Pero para historia, la que está forjando el club de fútbol local. En 1969, la Asociación Deportiva y Cultural de Jóvenes de Limonest (ASCJL) creó la sección de fútbol. Poco a poco se fue estableciendo en las categorías ‘fangosas’ -como a mí me gusta llamarlas- hasta situarse cuarto clasificado en el Grupo M de la National 3, una división amateur, la quinta división francesa que engloba la región de Auvernia-Ródano-Alpes. Y, ahora, se encuentra entre los 16 mejores equipos de la copa francesa, emparejado con un primera, el Dijon FCO. Es como si el elenco de mi pueblo, Santa Susanna -3.300 habitantes-, jugase contra el Eibar, por escala clasificatoria. Inconcebible. Se caería el estadio, y el municipio entero.

Qué bonito es el fútbol, joder.

En 2012 fueron eliminados en segunda ronda por el Arles Avignon (0-1). Y en la edición de 2014 cayeron, esta vez en primera ronda, ante el FC Sochaux (2-5). Hasta el momento, eso había sido lo más destacado que había hecho en esta competición. Pero el equipo fue evolucionando, y el año pasado consiguieron una nueva ‘hazaña’ al llegar a treintaidosavos de final, siendo eliminados por el FC Sète 43 (1-0)

En cambio, en la edición actual, el historial competitivo del Limonest en copa ha sido brillante. Para empezar, destrozaron al US Annecy-le-Vieux de la Régional 2 (séptima categoría) por 4-0. Cuando les tocó emparejarse con el FC Villefranche había pocas esperanzas, ya que este participa en la National (tercera categoría), pero aun así vencieron por 2-1. En treintaidosavos, ronda en la que más lejos habían llegado de su historia, empataron 1-1 ante Le Puy Foot, también de la National, y pasaron tras una tanda de penaltis de infarto. Era real, el Limonest estaba en dieciseisavos. Pero su hazaña no acabaría ahí. La suerte hizo que en el sorteo le tocara el Prix-lès-Mézieres, que al igual que el conjunto del Ródano, era de la National 3. Un solitario y eficiente gol de Evan Rouviere haría historia para el club, y para la localidad entera.

Pueden dejar de soñar. El FC Limonest cumple el hito de ser uno de los 16 privilegiados en entrar en escena. Dejan atrás el papel secundario de árbol en una obra de teatro de sexto de primaria para abrirse paso hasta conseguir ser los protagonistas de la función. Además, lo hacen con, ojito, el internacional francés Sidney Govou en su staff técnico. Al Limonest, se suman otros conjuntos inigualables como Épinal o Belfort de cuarta división, o el Pau FC, una escuadra de la tercera categoría del fútbol francés que se verá las caras con el PSG. Los que restan son equipos consolidados de la Ligue 1.

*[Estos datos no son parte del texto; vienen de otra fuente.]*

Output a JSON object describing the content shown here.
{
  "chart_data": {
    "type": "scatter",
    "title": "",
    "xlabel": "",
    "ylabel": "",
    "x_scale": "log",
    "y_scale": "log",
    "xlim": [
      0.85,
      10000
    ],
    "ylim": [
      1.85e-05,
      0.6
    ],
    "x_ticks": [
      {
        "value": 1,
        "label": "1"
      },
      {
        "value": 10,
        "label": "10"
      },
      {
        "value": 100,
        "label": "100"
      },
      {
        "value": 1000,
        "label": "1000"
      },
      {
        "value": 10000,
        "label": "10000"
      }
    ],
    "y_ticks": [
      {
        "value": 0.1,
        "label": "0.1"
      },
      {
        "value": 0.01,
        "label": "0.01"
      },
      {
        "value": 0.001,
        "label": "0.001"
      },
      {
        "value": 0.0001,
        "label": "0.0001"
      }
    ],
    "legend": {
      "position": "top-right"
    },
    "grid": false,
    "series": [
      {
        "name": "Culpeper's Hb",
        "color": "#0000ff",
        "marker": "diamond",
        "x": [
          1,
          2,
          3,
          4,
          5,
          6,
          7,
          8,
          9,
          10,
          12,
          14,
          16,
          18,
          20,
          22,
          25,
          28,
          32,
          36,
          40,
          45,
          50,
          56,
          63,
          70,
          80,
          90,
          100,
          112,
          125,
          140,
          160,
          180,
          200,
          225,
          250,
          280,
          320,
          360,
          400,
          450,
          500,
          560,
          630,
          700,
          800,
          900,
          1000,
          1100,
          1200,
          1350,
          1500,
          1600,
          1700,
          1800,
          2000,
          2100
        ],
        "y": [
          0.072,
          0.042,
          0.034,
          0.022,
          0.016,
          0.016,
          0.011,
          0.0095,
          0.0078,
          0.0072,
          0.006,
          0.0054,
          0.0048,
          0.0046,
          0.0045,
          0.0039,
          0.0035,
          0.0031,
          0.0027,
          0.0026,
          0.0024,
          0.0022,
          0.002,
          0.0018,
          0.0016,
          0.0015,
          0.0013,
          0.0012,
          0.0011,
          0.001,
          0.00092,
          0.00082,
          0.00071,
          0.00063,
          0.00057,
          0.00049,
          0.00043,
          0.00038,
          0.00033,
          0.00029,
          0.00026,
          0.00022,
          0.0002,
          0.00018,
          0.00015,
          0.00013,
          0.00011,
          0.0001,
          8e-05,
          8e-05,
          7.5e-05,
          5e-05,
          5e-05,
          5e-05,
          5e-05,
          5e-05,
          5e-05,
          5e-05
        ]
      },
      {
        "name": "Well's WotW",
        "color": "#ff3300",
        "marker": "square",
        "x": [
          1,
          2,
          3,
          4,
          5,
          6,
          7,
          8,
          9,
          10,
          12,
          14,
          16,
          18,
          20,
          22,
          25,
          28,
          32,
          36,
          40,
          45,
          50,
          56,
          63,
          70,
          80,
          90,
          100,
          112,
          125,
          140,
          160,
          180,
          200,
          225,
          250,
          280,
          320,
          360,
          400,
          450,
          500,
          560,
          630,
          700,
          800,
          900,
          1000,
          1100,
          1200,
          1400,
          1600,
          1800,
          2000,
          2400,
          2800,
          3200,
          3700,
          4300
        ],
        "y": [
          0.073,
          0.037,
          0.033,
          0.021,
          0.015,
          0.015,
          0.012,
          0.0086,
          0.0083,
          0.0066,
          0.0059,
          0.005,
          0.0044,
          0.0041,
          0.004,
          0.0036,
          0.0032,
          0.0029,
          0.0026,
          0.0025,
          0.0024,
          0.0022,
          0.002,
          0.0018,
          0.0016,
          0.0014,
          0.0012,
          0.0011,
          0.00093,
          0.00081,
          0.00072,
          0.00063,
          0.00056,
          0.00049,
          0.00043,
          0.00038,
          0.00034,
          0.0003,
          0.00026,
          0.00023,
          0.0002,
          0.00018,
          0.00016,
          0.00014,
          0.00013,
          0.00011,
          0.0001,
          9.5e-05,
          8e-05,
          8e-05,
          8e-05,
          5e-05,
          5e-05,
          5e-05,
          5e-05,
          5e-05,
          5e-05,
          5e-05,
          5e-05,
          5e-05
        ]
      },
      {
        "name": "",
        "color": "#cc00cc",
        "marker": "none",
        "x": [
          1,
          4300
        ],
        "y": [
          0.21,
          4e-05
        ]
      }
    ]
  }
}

Fútbol e igualdad de oportunidades nunca se llevaron muy bien. Pero los franceses, como en otros países, supieron adaptarse a la esencia de una competición para todos. Le dieron una oportunidad a aquellos clubes que no sólo representan una mera entidad deportiva, sino que se convierten en la viva imagen del territorio, de la cultura y de la historia que destilan dichos lugares. El FC Limonest ha conseguido una hazaña al alcance de muy pocos.

Y por enésima vez, qué bonito es el fútbol, joder.